Tactical ways to put pressure on the server

Many experts in various sports say that the best athletes in the world get to this level by having great mental skills. Individual sport like tennis puts even more pressure on every competitor because there is no one else responsible for any win or loss. Looking at the top 100 players in the world, it is clearly visible that almost every player has the same bag of technical and tactical skills. What makes difference in results on the court is ability to perform the best tennis while being under big pressure. There are many factors that can put excessive stress on player’s game and some of them are under control of the player but some are not. Knowing how hard it is to overcome mental weaknesses and stay calm for the whole match, it is important to understand that players can use some techniques to put more pressure on the opponent.

Junior players lose a lot of matches not to the opponents but to themselves. Overcoming fear and imagination are skills that have to be practiced for years to guarantee desired results. Young athletes are not able to perform their best during the competition because they focus too much on opponents while they should be thinking more of themselves. Rival’s big forehand during the warm-up or great results on the last tournament can be factors that will bring poor performance on the court. Tennis is a game where mental skills were, are and will be priorities for successful execution and this knowledge can be profitable to develop mental strengths as also to use it as a weapon against the opponent. There are many tactical situations where one player can put a lot of stress on the opponent but I would like to focus only on one – the serve.

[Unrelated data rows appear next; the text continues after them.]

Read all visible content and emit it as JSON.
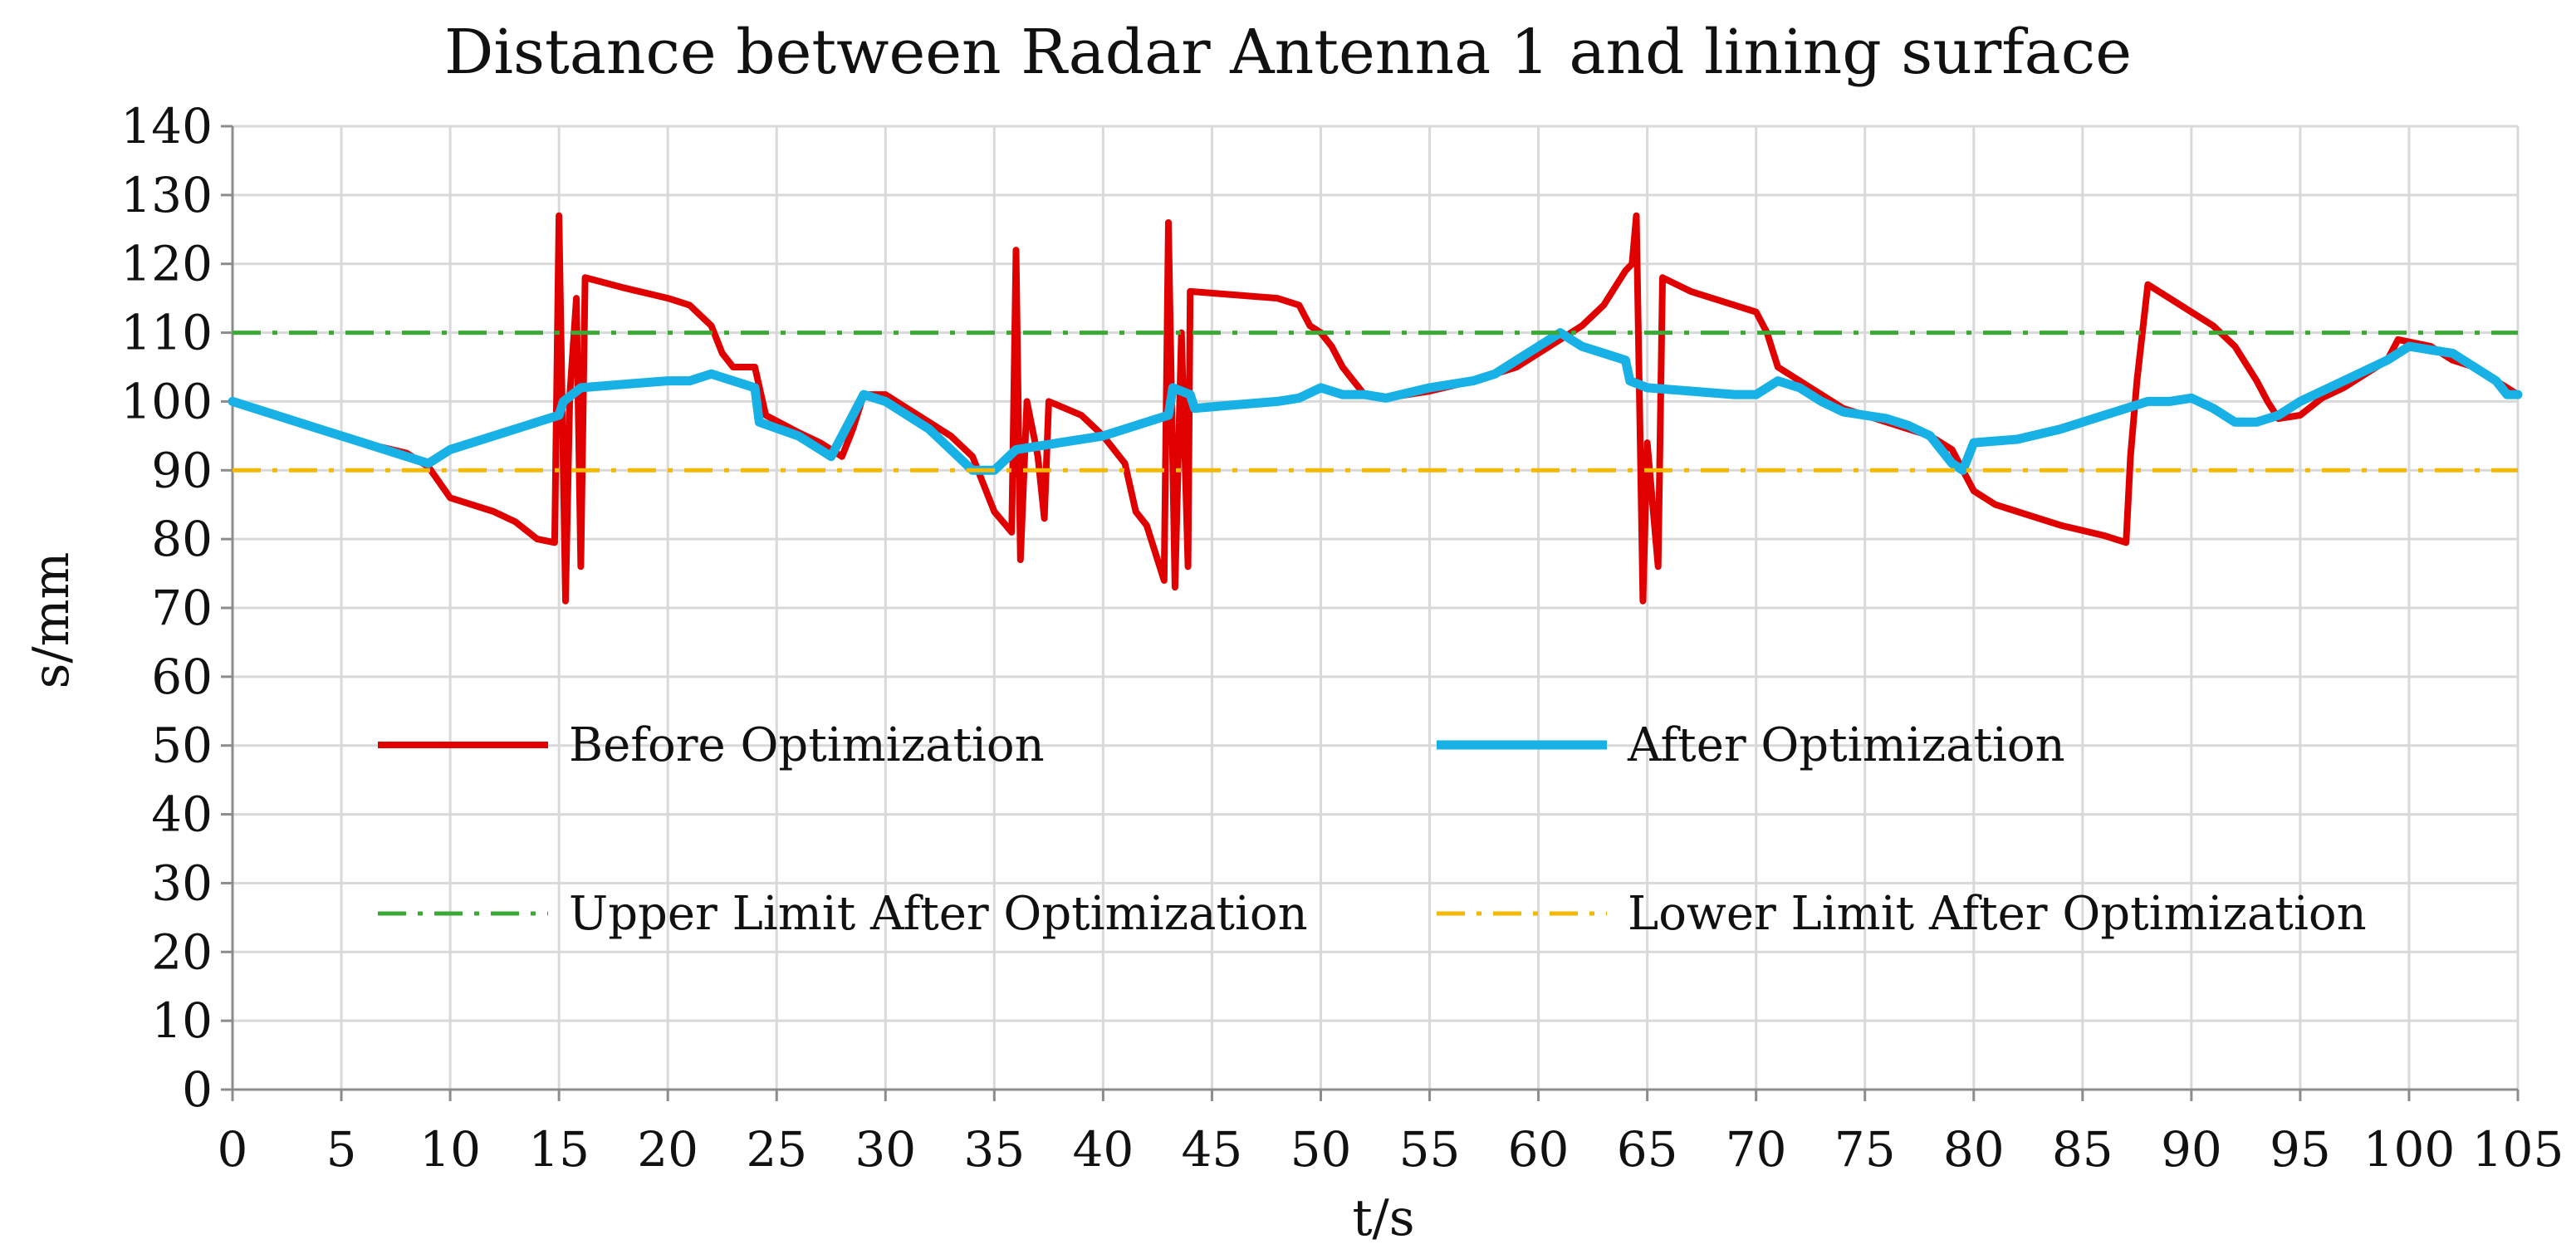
{
  "chart_data": {
    "type": "line",
    "title": "Distance between Radar Antenna 1 and lining surface",
    "xlabel": "t/s",
    "ylabel": "s/mm",
    "xlim": [
      0,
      105
    ],
    "ylim": [
      0,
      140
    ],
    "x_ticks": [
      "0",
      "5",
      "10",
      "15",
      "20",
      "25",
      "30",
      "35",
      "40",
      "45",
      "50",
      "55",
      "60",
      "65",
      "70",
      "75",
      "80",
      "85",
      "90",
      "95",
      "100",
      "105"
    ],
    "y_ticks": [
      "0",
      "10",
      "20",
      "30",
      "40",
      "50",
      "60",
      "70",
      "80",
      "90",
      "100",
      "110",
      "120",
      "130",
      "140"
    ],
    "grid": true,
    "series": [
      {
        "name": "Before Optimization",
        "color": "#e00000",
        "style": "solid",
        "points": [
          [
            0,
            100
          ],
          [
            2,
            98
          ],
          [
            4,
            96
          ],
          [
            6,
            94
          ],
          [
            8,
            92.5
          ],
          [
            9,
            90.5
          ],
          [
            10,
            86
          ],
          [
            11,
            85
          ],
          [
            12,
            84
          ],
          [
            13,
            82.5
          ],
          [
            14,
            80
          ],
          [
            14.8,
            79.5
          ],
          [
            15,
            127
          ],
          [
            15.3,
            71
          ],
          [
            15.5,
            101
          ],
          [
            15.8,
            115
          ],
          [
            16,
            76
          ],
          [
            16.2,
            118
          ],
          [
            18,
            116.5
          ],
          [
            20,
            115
          ],
          [
            21,
            114
          ],
          [
            22,
            111
          ],
          [
            22.5,
            107
          ],
          [
            23,
            105
          ],
          [
            24,
            105
          ],
          [
            24.5,
            98
          ],
          [
            26,
            95.5
          ],
          [
            27,
            94
          ],
          [
            28,
            92
          ],
          [
            28.5,
            96
          ],
          [
            29,
            101
          ],
          [
            30,
            101
          ],
          [
            31,
            99
          ],
          [
            32,
            97
          ],
          [
            33,
            95
          ],
          [
            34,
            92
          ],
          [
            35,
            84
          ],
          [
            35.8,
            81
          ],
          [
            36,
            122
          ],
          [
            36.2,
            77
          ],
          [
            36.5,
            100
          ],
          [
            37,
            92
          ],
          [
            37.3,
            83
          ],
          [
            37.5,
            100
          ],
          [
            39,
            98
          ],
          [
            40,
            95
          ],
          [
            41,
            91
          ],
          [
            41.5,
            84
          ],
          [
            42,
            82
          ],
          [
            42.8,
            74
          ],
          [
            43,
            126
          ],
          [
            43.3,
            73
          ],
          [
            43.6,
            110
          ],
          [
            43.9,
            76
          ],
          [
            44,
            116
          ],
          [
            46,
            115.5
          ],
          [
            48,
            115
          ],
          [
            49,
            114
          ],
          [
            49.5,
            111
          ],
          [
            50,
            110
          ],
          [
            50.5,
            108
          ],
          [
            51,
            105
          ],
          [
            52,
            101
          ],
          [
            53,
            100.5
          ],
          [
            55,
            101.5
          ],
          [
            57,
            103
          ],
          [
            59,
            105
          ],
          [
            61,
            109
          ],
          [
            62,
            111
          ],
          [
            63,
            114
          ],
          [
            64,
            119
          ],
          [
            64.3,
            120
          ],
          [
            64.5,
            127
          ],
          [
            64.8,
            71
          ],
          [
            65,
            94
          ],
          [
            65.5,
            76
          ],
          [
            65.7,
            118
          ],
          [
            67,
            116
          ],
          [
            69,
            114
          ],
          [
            70,
            113
          ],
          [
            70.5,
            110
          ],
          [
            71,
            105
          ],
          [
            72,
            103
          ],
          [
            73,
            101
          ],
          [
            74,
            99
          ],
          [
            76,
            97
          ],
          [
            78,
            95
          ],
          [
            79,
            93
          ],
          [
            80,
            87
          ],
          [
            81,
            85
          ],
          [
            82,
            84
          ],
          [
            83,
            83
          ],
          [
            84,
            82
          ],
          [
            86,
            80.5
          ],
          [
            87,
            79.5
          ],
          [
            87.2,
            92
          ],
          [
            87.5,
            103
          ],
          [
            88,
            117
          ],
          [
            89,
            115
          ],
          [
            90,
            113
          ],
          [
            91,
            111
          ],
          [
            92,
            108
          ],
          [
            93,
            103
          ],
          [
            93.5,
            100
          ],
          [
            94,
            97.5
          ],
          [
            95,
            98
          ],
          [
            96,
            100.5
          ],
          [
            97,
            102
          ],
          [
            98,
            104
          ],
          [
            99,
            106
          ],
          [
            99.5,
            109
          ],
          [
            101,
            108
          ],
          [
            102,
            106
          ],
          [
            103,
            105
          ],
          [
            104,
            103
          ],
          [
            105,
            101
          ]
        ]
      },
      {
        "name": "After Optimization",
        "color": "#17b1e6",
        "style": "solid",
        "points": [
          [
            0,
            100
          ],
          [
            2,
            98
          ],
          [
            4,
            96
          ],
          [
            6,
            94
          ],
          [
            8,
            92
          ],
          [
            9,
            91
          ],
          [
            10,
            93
          ],
          [
            12,
            95
          ],
          [
            14,
            97
          ],
          [
            15,
            98
          ],
          [
            15.2,
            100
          ],
          [
            16,
            102
          ],
          [
            18,
            102.5
          ],
          [
            20,
            103
          ],
          [
            21,
            103
          ],
          [
            22,
            104
          ],
          [
            23,
            103
          ],
          [
            24,
            102
          ],
          [
            24.2,
            97
          ],
          [
            26,
            95
          ],
          [
            27,
            93
          ],
          [
            27.5,
            92
          ],
          [
            28,
            95
          ],
          [
            29,
            101
          ],
          [
            30,
            100
          ],
          [
            31,
            98
          ],
          [
            32,
            96
          ],
          [
            33,
            93
          ],
          [
            34,
            90
          ],
          [
            35,
            90
          ],
          [
            36,
            93
          ],
          [
            38,
            94
          ],
          [
            40,
            95
          ],
          [
            42,
            97
          ],
          [
            43,
            98
          ],
          [
            43.2,
            102
          ],
          [
            44,
            101
          ],
          [
            44.2,
            99
          ],
          [
            46,
            99.5
          ],
          [
            48,
            100
          ],
          [
            49,
            100.5
          ],
          [
            50,
            102
          ],
          [
            51,
            101
          ],
          [
            52,
            101
          ],
          [
            53,
            100.5
          ],
          [
            55,
            102
          ],
          [
            57,
            103
          ],
          [
            58,
            104
          ],
          [
            59,
            106
          ],
          [
            60,
            108
          ],
          [
            61,
            110
          ],
          [
            62,
            108
          ],
          [
            63,
            107
          ],
          [
            64,
            106
          ],
          [
            64.2,
            103
          ],
          [
            65,
            102
          ],
          [
            67,
            101.5
          ],
          [
            69,
            101
          ],
          [
            70,
            101
          ],
          [
            71,
            103
          ],
          [
            72,
            102
          ],
          [
            73,
            100
          ],
          [
            74,
            98.5
          ],
          [
            75,
            98
          ],
          [
            76,
            97.5
          ],
          [
            77,
            96.5
          ],
          [
            78,
            95
          ],
          [
            79,
            91
          ],
          [
            79.5,
            90
          ],
          [
            80,
            94
          ],
          [
            82,
            94.5
          ],
          [
            84,
            96
          ],
          [
            86,
            98
          ],
          [
            87,
            99
          ],
          [
            88,
            100
          ],
          [
            89,
            100
          ],
          [
            90,
            100.5
          ],
          [
            91,
            99
          ],
          [
            92,
            97
          ],
          [
            93,
            97
          ],
          [
            94,
            98
          ],
          [
            95,
            100
          ],
          [
            97,
            103
          ],
          [
            99,
            106
          ],
          [
            100,
            108
          ],
          [
            101,
            107.5
          ],
          [
            102,
            107
          ],
          [
            103,
            105
          ],
          [
            104,
            103
          ],
          [
            104.5,
            101
          ],
          [
            105,
            101
          ]
        ]
      },
      {
        "name": "Upper Limit After Optimization",
        "color": "#3aa935",
        "style": "dash-dot",
        "points": [
          [
            0,
            110
          ],
          [
            105,
            110
          ]
        ]
      },
      {
        "name": "Lower Limit After Optimization",
        "color": "#f5b800",
        "style": "dash-dot",
        "points": [
          [
            0,
            90
          ],
          [
            105,
            90
          ]
        ]
      }
    ],
    "legend_placement": "inside, center, two columns"
  }
}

Serve is the only stroke in tennis that player has total control of. We can think about execution for 20 seconds between the points and plan everything from technical aspects to tactical solutions. This opportunity can give a lot of advantage for the serve but it can also put much more pressure than any other situation. As we all know, too much thinking can cause a lot of damage even for the best athlete in the world so opponents should always try to make rival’s to analyze different things. From the returner’s perspective, it looks like everything depends on the server but it is not true. Waiting for the serve gives you a lot of opportunities to make other player’s think about things that he/she doesn’t expect to happen. Any small change in server’s expectation can put a lot of pressure on the execution and can result in less efficiency and more lost points. What exactly can returner do to eligibly put pressure on the server? Let’s see some simple changes that you can implement into your game even today!


Forehand or Backhand?

Many servers have better serves into one of the sides and they hit most of the balls into this area. Good players will decide about direction of the serve based on own strengths and opponent’s weaknesses to have bigger chances for winning the points. Most of the time, returner stays close to the corner to have possibility to cover both directions within pretty the same distance. This is a good solution that many coaches teach but some variations can force the opponent to go into areas that he/she didn’t plan to serve to. If your opponent has better wide serve than T serve, take position closer to the alley and open more T direction. Your opponent will hesitate when to serve and probably will try to go the weaker (for him/her) and more open side. This is a great option also while trying to hide your weaknesses. If your rival is serving all the time to your weaker stroke, move towards this side to force the serve to be more precise or to go to your strength. Changing position to the left or right can make a mess in opponent’s tactic and it can result in breaking the serve more often.


Deep or angle?

Changing returning position doesn’t have to be related only to moving to one particular side. Taking position inside the baseline or deep behind are options to put a lot of pressure on the server. Imagine your opponent struggling with the second serve and you are moving 3 steps inside the baseline. What is he/she thinking at this moment? Probably, your opponent will expect you to hit aggressive return so to avoid it, he/she will go for more with the second serve what will easily give you few more double faults. On the other side, when your opponent is hitting many successful serve into corners of the service box, change your position and go deep behind the baseline. By taking this position, you will get more time to respond to difficult deliveries as also you will put some pressure on your rival and force him to go also for angle serves if he/she wants more easy balls from you. Easy change like moving forward or back can change great server into average deliverer. Players have to be aware of these methods to apply some pressure while waiting for the return.


Every sport requires solid mental skills to compete on any level of performance. The higher the level, the more advanced skills have to be possessed. Sport itself puts a lot of pressure on competitors but players have also abilities to put rivals into mental trap. There are many situations that players can use to elevate stress’s level of the opponent and they should be aware of these opportunities. Coaches should teach players to recognize when they should apply this knowledge and how to use it to effectively make chances bigger for the win. Tennis is a game with so many variables that you can’t predict the winner until the last point. Many players use “dirty” methods to gain advantage over the rival and we shouldn’t accept that; on the other hand, we should emphasize fair techniques that can force the opponent to make more mistakes.